Movimento busca trazer dignidade no tratamento de doença que afeta cerca de 30 mil brasileiros

Por Jonas Feliciano em 31/05/2019 às 17:10:52

Alunas do curso sobre hanseníase em Araripe-SE. Foto: Reprodução do Facebook de Faustino Pinto

De acordo com a Sociedade Brasileira de Dermatologia (SBD), há cerca de 4 mil anos atrás, já havia registros da hanseníase em países como a China, a Índia e o Egito. Todavia, apenas no ano de 1873, o cientista Armauer Hansen isolou a bactéria pela primeira vez. Dessa descoberta surgiu nome da doença.
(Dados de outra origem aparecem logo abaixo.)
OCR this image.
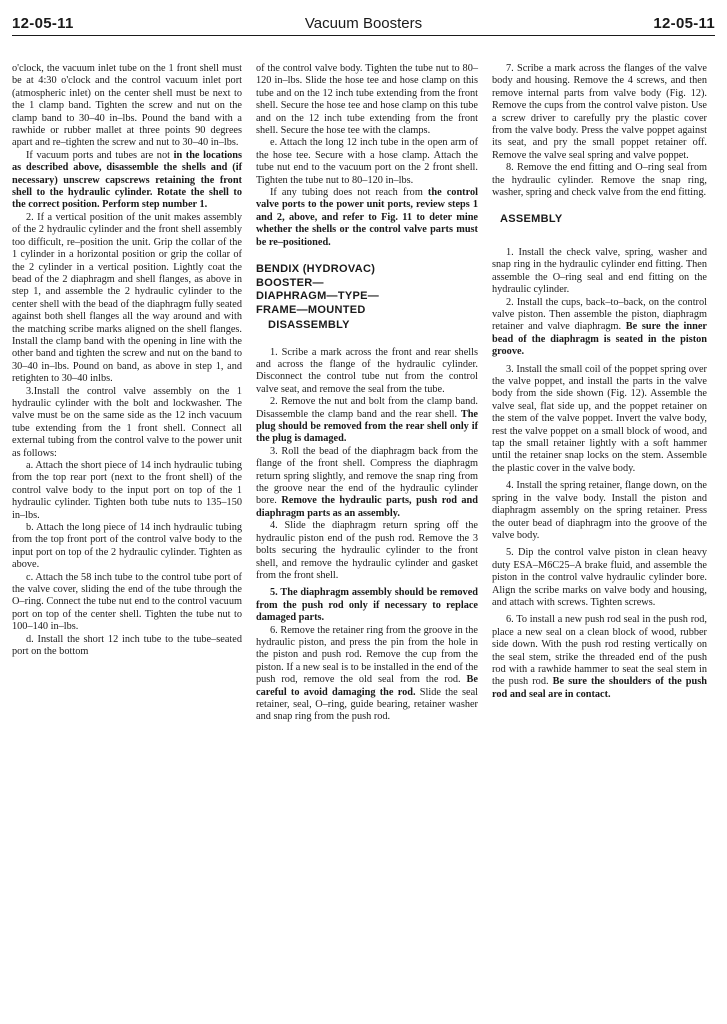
12-05-11	Vacuum Boosters	12-05-11

o'clock, the vacuum inlet tube on the 1 front shell must be at 4:30 o'clock and the control vacuum inlet port (atmospheric inlet) on the center shell must be next to the 1 clamp band. Tighten the screw and nut on the clamp band to 30–40 in–lbs. Pound the band with a rawhide or rubber mallet at three points 90 degrees apart and re–tighten the screw and nut to 30–40 in–lbs.

If vacuum ports and tubes are not in the locations as described above, disassemble the shells and (if necessary) unscrew capscrews retaining the front shell to the hydraulic cylinder. Rotate the shell to the correct position. Perform step number 1.

2. If a vertical position of the unit makes assembly of the 2 hydraulic cylinder and the front shell assembly too difficult, re–position the unit. Grip the collar of the 1 cylinder in a horizontal position or grip the collar of the 2 cylinder in a vertical position. Lightly coat the bead of the 2 diaphragm and shell flanges, as above in step 1, and assemble the 2 hydraulic cylinder to the center shell with the bead of the diaphragm fully seated against both shell flanges all the way around and with the matching scribe marks aligned on the shell flanges. Install the clamp band with the opening in line with the other band and tighten the screw and nut on the band to 30–40 in–lbs. Pound on band, as above in step 1, and retighten to 30–40 inlbs.

3.Install the control valve assembly on the 1 hydraulic cylinder with the bolt and lockwasher. The valve must be on the same side as the 12 inch vacuum tube extending from the 1 front shell. Connect all external tubing from the control valve to the power unit as follows:

a. Attach the short piece of 14 inch hydraulic tubing from the top rear port (next to the front shell) of the control valve body to the input port on top of the 1 hydraulic cylinder. Tighten both tube nuts to 135–150 in–lbs.

b. Attach the long piece of 14 inch hydraulic tubing from the top front port of the control valve body to the input port on top of the 2 hydraulic cylinder. Tighten as above.

c. Attach the 58 inch tube to the control tube port of the valve cover, sliding the end of the tube through the O–ring. Connect the tube nut end to the control vacuum port on top of the center shell. Tighten the tube nut to 100–140 in–lbs.

d. Install the short 12 inch tube to the tube–seated port on the bottom

of the control valve body. Tighten the tube nut to 80–120 in–lbs. Slide the hose tee and hose clamp on this tube and on the 12 inch tube extending from the front shell. Secure the hose tee and hose clamp on this tube and on the 12 inch tube extending from the front shell. Secure the hose tee with the clamps.

e. Attach the long 12 inch tube in the open arm of the hose tee. Secure with a hose clamp. Attach the tube nut end to the vacuum port on the 2 front shell. Tighten the tube nut to 80–120 in–lbs.

If any tubing does not reach from the control valve ports to the power unit ports, review steps 1 and 2, above, and refer to Fig. 11 to deter mine whether the shells or the control valve parts must be re–positioned.

BENDIX (HYDROVAC)
BOOSTER—
DIAPHRAGM—TYPE—
FRAME—MOUNTED
DISASSEMBLY

1. Scribe a mark across the front and rear shells and across the flange of the hydraulic cylinder. Disconnect the control tube nut from the control valve seat, and remove the seal from the tube.

2. Remove the nut and bolt from the clamp band. Disassemble the clamp band and the rear shell. The plug should be removed from the rear shell only if the plug is damaged.

3. Roll the bead of the diaphragm back from the flange of the front shell. Compress the diaphragm return spring slightly, and remove the snap ring from the groove near the end of the hydraulic cylinder bore. Remove the hydraulic parts, push rod and diaphragm parts as an assembly.

4. Slide the diaphragm return spring off the hydraulic piston end of the push rod. Remove the 3 bolts securing the hydraulic cylinder to the front shell, and remove the hydraulic cylinder and gasket from the front shell.

5. The diaphragm assembly should be removed from the push rod only if necessary to replace damaged parts.

6. Remove the retainer ring from the groove in the hydraulic piston, and press the pin from the hole in the piston and push rod. Remove the cup from the piston. If a new seal is to be installed in the end of the push rod, remove the old seal from the rod. Be careful to avoid damaging the rod. Slide the seal retainer, seal, O–ring, guide bearing, retainer washer and snap ring from the push rod.

7. Scribe a mark across the flanges of the valve body and housing. Remove the 4 screws, and then remove internal parts from valve body (Fig. 12). Remove the cups from the control valve piston. Use a screw driver to carefully pry the plastic cover from the valve body. Press the valve poppet against its seat, and pry the small poppet retainer off. Remove the valve seal spring and valve poppet.

8. Remove the end fitting and O–ring seal from the hydraulic cylinder. Remove the snap ring, washer, spring and check valve from the end fitting.

ASSEMBLY

1. Install the check valve, spring, washer and snap ring in the hydraulic cylinder end fitting. Then assemble the O–ring seal and end fitting on the hydraulic cylinder.

2. Install the cups, back–to–back, on the control valve piston. Then assemble the piston, diaphragm retainer and valve diaphragm. Be sure the inner bead of the diaphragm is seated in the piston groove.

3. Install the small coil of the poppet spring over the valve poppet, and install the parts in the valve body from the side shown (Fig. 12). Assemble the valve seal, flat side up, and the poppet retainer on the stem of the valve poppet. Invert the valve body, rest the valve poppet on a small block of wood, and tap the small retainer lightly with a soft hammer until the retainer snap locks on the stem. Assemble the plastic cover in the valve body.

4. Install the spring retainer, flange down, on the spring in the valve body. Install the piston and diaphragm assembly on the spring retainer. Press the outer bead of diaphragm into the groove of the valve body.

5. Dip the control valve piston in clean heavy duty ESA–M6C25–A brake fluid, and assemble the piston in the control valve hydraulic cylinder bore. Align the scribe marks on valve body and housing, and attach with screws. Tighten screws.

6. To install a new push rod seal in the push rod, place a new seal on a clean block of wood, rubber side down. With the push rod resting vertically on the seal stem, strike the threaded end of the push rod with a rawhide hammer to seat the seal stem in the push rod. Be sure the shoulders of the push rod and seal are in contact.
Desde então, por muito tempo, a patologia conhecida popularmente como lepra se transformou em um sinônimo de isolamento e preconceito.

Anos se passaram e a cura virou uma realidade. Apesar disso, se a doença não for tratada corretamente ainda pode deixar sequelas. Hoje, os tratamentos são realizados gratuitamente em muitos hospitais públicos do país e do mundo. Por isso, é importante que os pacientes contaminados façam o diagnóstico correto e sejam devidamente orientados sobre o processo de recuperação.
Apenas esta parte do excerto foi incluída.